In the financial sector alone, the St. Louis Fed lists 74 pieces of “significant” guidance in play across financial agencies, while the Conference of State Bank Supervisors points to over 1,400 so-called “directives.”

Guidance has been an issue for decades, of course. But today’s frontier economy is highly complex, and sub-regulatory guidance can easily cross the line of economic significance, such as ominous “advisory opinions” promised by FCC in the wake of its net neutrality rule. Similarly, FAA’s new 624-page highly prescriptive Drone rule should have been a law from Congress, but in my quick survey I count at least six areas where the agency anticipates issuing new guidance in this frontier sector. 

I realize that businesses often regard certain guidance as vital and I do not wish to dismiss those concerns, other than to stress that safety, public health, financial stability, privacy and the like are competitive features, too, and decentralized stakeholders have a disciplinary role to play that can be undermined by too much regulatory zeal. Reforms should come from a stance recognizing that not every matter is a public policy question, that so-called market failures may have political causes, and that coercive central regulation isn’t always the answer, especially if guidance inappropriately takes the place of normal regulations or laws.  

I support this subcommittee on increased OMB review and enhanced APA exposure, as well as establishing guidance principles in legislation. But keep uppermost in mind that even normal rules aren't always getting proper APA scrutiny, and denial of significance is to be expected.
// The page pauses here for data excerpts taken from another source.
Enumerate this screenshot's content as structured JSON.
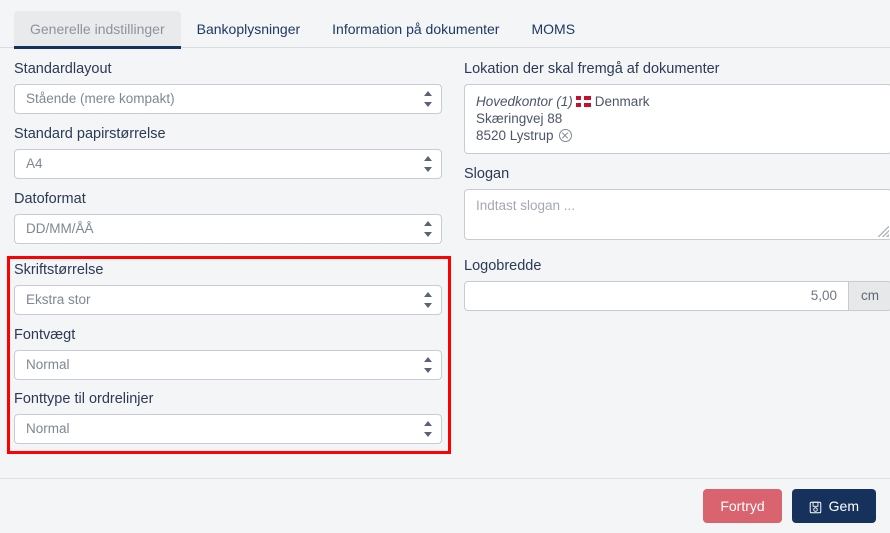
{
  "tabs": [
    {
      "label": "Generelle indstillinger",
      "active": true
    },
    {
      "label": "Bankoplysninger",
      "active": false
    },
    {
      "label": "Information på dokumenter",
      "active": false
    },
    {
      "label": "MOMS",
      "active": false
    }
  ],
  "left_column": {
    "standardlayout": {
      "label": "Standardlayout",
      "value": "Stående (mere kompakt)"
    },
    "papirstorrelse": {
      "label": "Standard papirstørrelse",
      "value": "A4"
    },
    "datoformat": {
      "label": "Datoformat",
      "value": "DD/MM/ÅÅ"
    },
    "skriftstorrelse": {
      "label": "Skriftstørrelse",
      "value": "Ekstra stor"
    },
    "fontvaegt": {
      "label": "Fontvægt",
      "value": "Normal"
    },
    "fonttype": {
      "label": "Fonttype til ordrelinjer",
      "value": "Normal"
    }
  },
  "right_column": {
    "lokation": {
      "label": "Lokation der skal fremgå af dokumenter",
      "name": "Hovedkontor (1)",
      "country": "Denmark",
      "address_line": "Skæringvej 88",
      "postal_city": "8520 Lystrup"
    },
    "slogan": {
      "label": "Slogan",
      "value": "",
      "placeholder": "Indtast slogan ..."
    },
    "logobredde": {
      "label": "Logobredde",
      "value": "5,00",
      "unit": "cm"
    }
  },
  "footer": {
    "cancel_label": "Fortryd",
    "save_label": "Gem"
  },
  "colors": {
    "accent_navy": "#16325c",
    "cancel_red": "#d9636e",
    "annotation_red": "#ff0000",
    "flag_red": "#c8102e",
    "page_background": "#f4f5f6"
  }
}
In Part One of this hearing series last September, Senators fretted that the process by which an agency internally elects to issue guidance on the one hand, or a normal regulation on the other is something of a “black box.” Surely we do not want unknown aspects of the regulatory enterprise increasingly outweighing the known. So I urge close interaction between this important subcommittee, the public, and the entrepreneurial sector—not just to get things done, but to see what can be undone, for the public good.